One day there was a terrible accident at the plant. One of the crane operators lost a load of steel, poured it all over. It just streamed everywhere, put a lot of lives in danger. After the accident they took him to the doctor and he was examined carefully. They found that he was losing his eyesight, that he couldn’t see that far away in the brightness to pour the steel. They had to take him off the crane and needed an immediate replacement. They looked around and there wasn’t anyone but women. The men they still had were on jobs where they couldn’t be replaced.

By this time I had moved up to operating a fifty-ton crane and I had learned the language of the foundry, the sign language with which you communicate to your rigger or chainman. So they offered the job to me, and I took it. Pouring steel was the hardest job in the mill, and the men said, “It’s too big a responsibility for a woman. She’ll never last.” But I did.

The hardest part for me was sanding the rails. The rails are what the wheels of the crane run on.

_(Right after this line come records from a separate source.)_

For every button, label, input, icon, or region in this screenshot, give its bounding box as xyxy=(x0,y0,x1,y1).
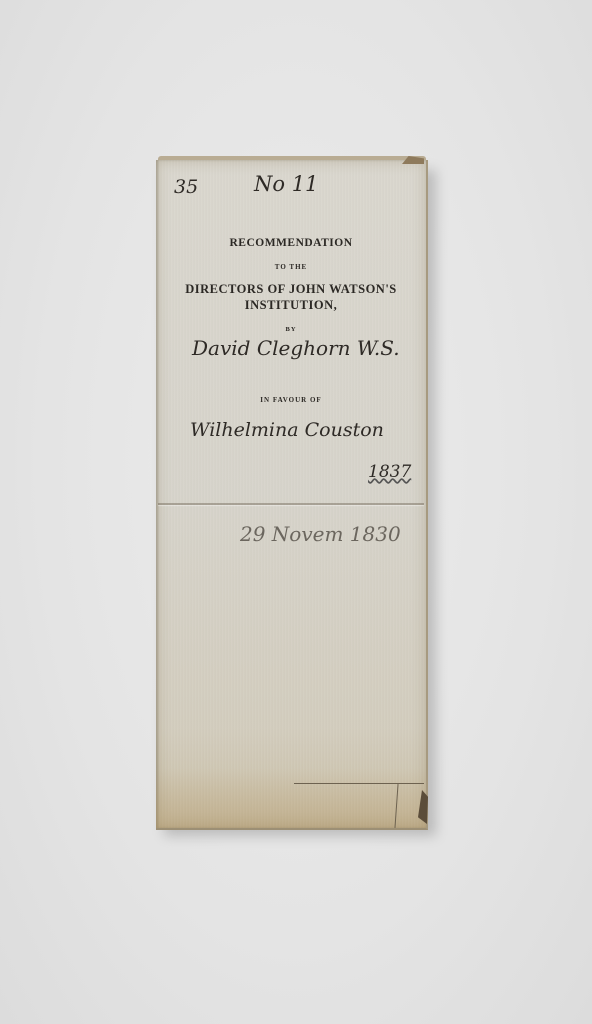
to-the-label: TO THE xyxy=(156,263,426,271)
in-favour-of-label: IN FAVOUR OF xyxy=(156,396,426,404)
item-number: No 11 xyxy=(254,172,318,196)
beneficiary-name: Wilhelmina Couston xyxy=(190,419,384,441)
institution-line: INSTITUTION, xyxy=(156,298,426,313)
bottom-stain xyxy=(156,768,426,828)
fold-crease xyxy=(158,503,424,505)
tear-line-horizontal xyxy=(294,783,424,784)
archive-number: 35 xyxy=(174,176,198,198)
year-annotation: 1837 xyxy=(368,462,411,482)
recommender-signature: David Cleghorn W.S. xyxy=(192,336,400,360)
directors-line: DIRECTORS OF JOHN WATSON'S xyxy=(156,282,426,297)
folded-document: 35 No 11 RECOMMENDATION TO THE DIRECTORS… xyxy=(156,160,428,830)
title-recommendation: RECOMMENDATION xyxy=(156,237,426,249)
by-label: BY xyxy=(156,326,426,333)
date-annotation: 29 Novem 1830 xyxy=(240,522,401,546)
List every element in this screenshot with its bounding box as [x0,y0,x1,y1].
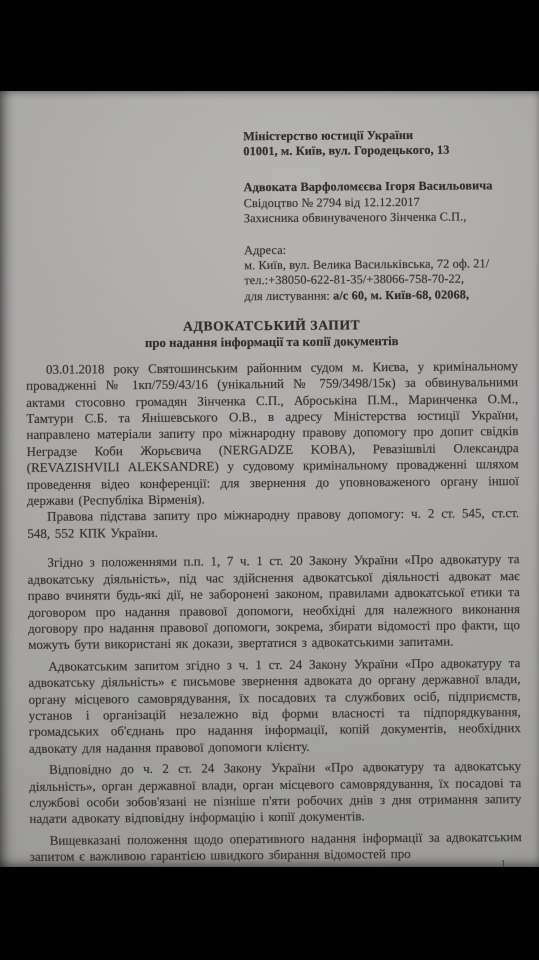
page-number: 1 [501,858,507,867]
ministry-block: Міністерство юстиції України 01001, м. К… [243,127,516,160]
paragraph-legal-basis: Правова підстава запиту про міжнародну п… [27,506,519,543]
address-block: Адреса: м. Київ, вул. Велика Васильківсь… [244,241,517,304]
document-content: Міністерство юстиції України 01001, м. К… [24,127,522,865]
document-page: Міністерство юстиції України 01001, м. К… [0,91,539,867]
paragraph-closing: Вищевказані положення щодо оперативного … [30,829,522,866]
top-letterbox-bar [0,0,539,91]
body-text: 03.01.2018 року Святошинським районним с… [26,358,522,866]
address-street: м. Київ, вул. Велика Васильківська, 72 о… [244,256,517,273]
advocate-block: Адвоката Варфоломєєва Ігоря Васильовича … [244,178,517,226]
advocate-name: Адвоката Варфоломєєва Ігоря Васильовича [244,178,517,195]
title-block: АДВОКАТСЬКИЙ ЗАПИТ про надання інформаці… [26,315,518,353]
ministry-address: 01001, м. Київ, вул. Городецького, 13 [243,142,516,159]
photo-viewport: Міністерство юстиції України 01001, м. К… [0,0,539,960]
document-subtitle: про надання інформації та копії документ… [26,332,518,353]
recipient-block: Міністерство юстиції України 01001, м. К… [243,127,517,304]
defender-line: Захисника обвинуваченого Зінченка С.П., [244,209,517,226]
paragraph-law-art24-p1: Адвокатським запитом згідно з ч. 1 ст. 2… [28,655,521,757]
address-mailing-prefix: для листування: [244,288,333,303]
bottom-letterbox-bar [0,867,539,960]
paragraph-law-art20: Згідно з положеннями п.п. 1, 7 ч. 1 ст. … [27,551,520,653]
paragraph-intro: 03.01.2018 року Святошинським районним с… [26,358,519,510]
address-mailing: для листування: а/с 60, м. Київ-68, 0206… [244,287,517,304]
address-mailing-box: а/с 60, м. Київ-68, 02068, [333,287,469,302]
paragraph-law-art24-p2: Відповідно до ч. 2 ст. 24 Закону України… [29,758,522,827]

They’re way up in the air over the concrete floor and they have to be sanded every eight-hour shift, because if your rails get too slick, your hook will slide. That was the first time I had a crane with railings before, and when I found out that the operators had to sand them, I was almost scared to death. I thought, “I can’t do that. I can’t look down at that concrete and put this little bucket of sand up and down. I just can’t do it.” And one of the men said, “Well, that’ll get her. She’ll never sand them tracks.” That’s what made me sand them. After that I had to. I had to show them I could do it.

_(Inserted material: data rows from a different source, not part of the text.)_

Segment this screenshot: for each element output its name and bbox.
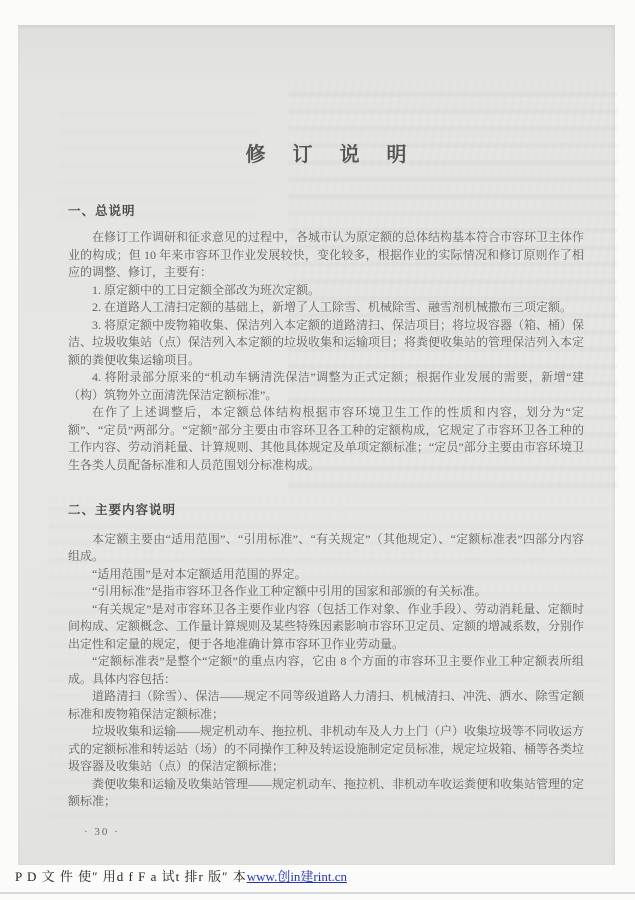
paragraph: 2. 在道路人工清扫定额的基础上，新增了人工除雪、机械除雪、融雪剂机械撒布三项定…	[68, 299, 584, 317]
paragraph: 4. 将附录部分原来的“机动车辆清洗保洁”调整为正式定额；根据作业发展的需要，新…	[68, 369, 584, 404]
paragraph: “引用标准”是指市容环卫各作业工种定额中引用的国家和部颁的有关标准。	[68, 583, 584, 601]
bottom-divider	[0, 892, 635, 894]
watermark-link[interactable]: www.创in建rint.cn	[247, 869, 347, 884]
pdf-watermark: P D 文 件 使″ 用d f F a 试t 排r 版″ 本www.创in建ri…	[15, 869, 633, 885]
paragraph: 粪便收集和运输及收集站管理——规定机动车、拖拉机、非机动车收运粪便和收集站管理的…	[68, 776, 584, 811]
paragraph: 本定额主要由“适用范围”、“引用标准”、“有关规定”（其他规定）、“定额标准表”…	[68, 531, 584, 566]
scanned-page: 修 订 说 明 一、总说明 在修订工作调研和征求意见的过程中，各城市认为原定额的…	[18, 25, 615, 865]
paragraph: 在作了上述调整后，本定额总体结构根据市容环境卫生工作的性质和内容，划分为“定额”…	[68, 404, 584, 474]
paragraph: “适用范围”是对本定额适用范围的界定。	[68, 566, 584, 584]
paragraph: “定额标准表”是整个“定额”的重点内容，它由 8 个方面的市容环卫主要作业工种定…	[68, 653, 584, 688]
paragraph: 道路清扫（除雪）、保洁——规定不同等级道路人力清扫、机械清扫、冲洗、洒水、除雪定…	[68, 688, 584, 723]
section-heading: 二、主要内容说明	[68, 502, 584, 520]
page-title: 修 订 说 明	[68, 147, 584, 165]
section-general-notes: 一、总说明 在修订工作调研和征求意见的过程中，各城市认为原定额的总体结构基本符合…	[68, 203, 584, 475]
paragraph: 垃圾收集和运输——规定机动车、拖拉机、非机动车及人力上门（户）收集垃圾等不同收运…	[68, 723, 584, 776]
paragraph: 在修订工作调研和征求意见的过程中，各城市认为原定额的总体结构基本符合市容环卫主体…	[68, 229, 584, 282]
paragraph: 1. 原定额中的工日定额全部改为班次定额。	[68, 282, 584, 300]
paragraph: 3. 将原定额中废物箱收集、保洁列入本定额的道路清扫、保洁项目；将垃圾容器（箱、…	[68, 317, 584, 370]
page-number: · 30 ·	[84, 826, 120, 838]
paragraph: “有关规定”是对市容环卫各主要作业内容（包括工作对象、作业手段）、劳动消耗量、定…	[68, 601, 584, 654]
watermark-text: P D 文 件 使″ 用d f F a 试t 排r 版″ 本	[15, 869, 247, 884]
section-main-content-notes: 二、主要内容说明 本定额主要由“适用范围”、“引用标准”、“有关规定”（其他规定…	[68, 502, 584, 811]
document-body: 修 订 说 明 一、总说明 在修订工作调研和征求意见的过程中，各城市认为原定额的…	[68, 25, 584, 811]
section-heading: 一、总说明	[68, 203, 584, 221]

It took a while to be accepted. We had a big coke stove and we’d gather around it to get warm. On occasion, when I had time to come down and take my breaks, the men would stand so close together around the stove that there wasn’t room for me. So I just leaned up against the wall. The wall was warmer than where they were standing anyway because it had absorbed the heat from all the hours the fire had been going. So I would lean up against the wall and laugh at their jokes. And I would offer them a doughnut if I had one and so forth. So actually I made the overtures. And after a while they began to accept me.

During the war the morale inside the plants was extremely high. Not just myself, but everybody, gave everything they had. They wanted to do it. Today you don’t sit around and talk about patriotism while you’re drinking a beer, but you did back then. I mean you had a neighbor next door—maybe he lived states and states away—and if you were like me, often you couldn’t understand what he said, but you had this great thing in common. You were all pulling together for one great war effort.

I was never absent, and I wasn’t unique in that. There was very little absenteeism where I worked. If I woke up in the morning and I didn’t feel too good and I really didn’t want to work, I could make myself go by thinking, “What about those boys who are getting up at five o’clock, maybe haven’t even been to bed? Maybe they’re leaning their chin on a bayonet just to stay awake on watch. I don’t even know their names. They don’t even have faces to me, but they’re out there somewhere overseas. And I’m saying that I don’t feel like going to work today because I’ve got a headache?” That would get me out of bed and into work. And by the time I’d stayed there a couple of hours, it was okay. I was going to make it So I never stayed at home.

There was only one really difficult problem with working. That was leaving my two-and-one-half-year-old daughter. When a mother goes away from home and starts to work for her first time, there is always a feeling of guilt. Any mother that has ever done this has had this feeling. I couldn’t cope with it at first.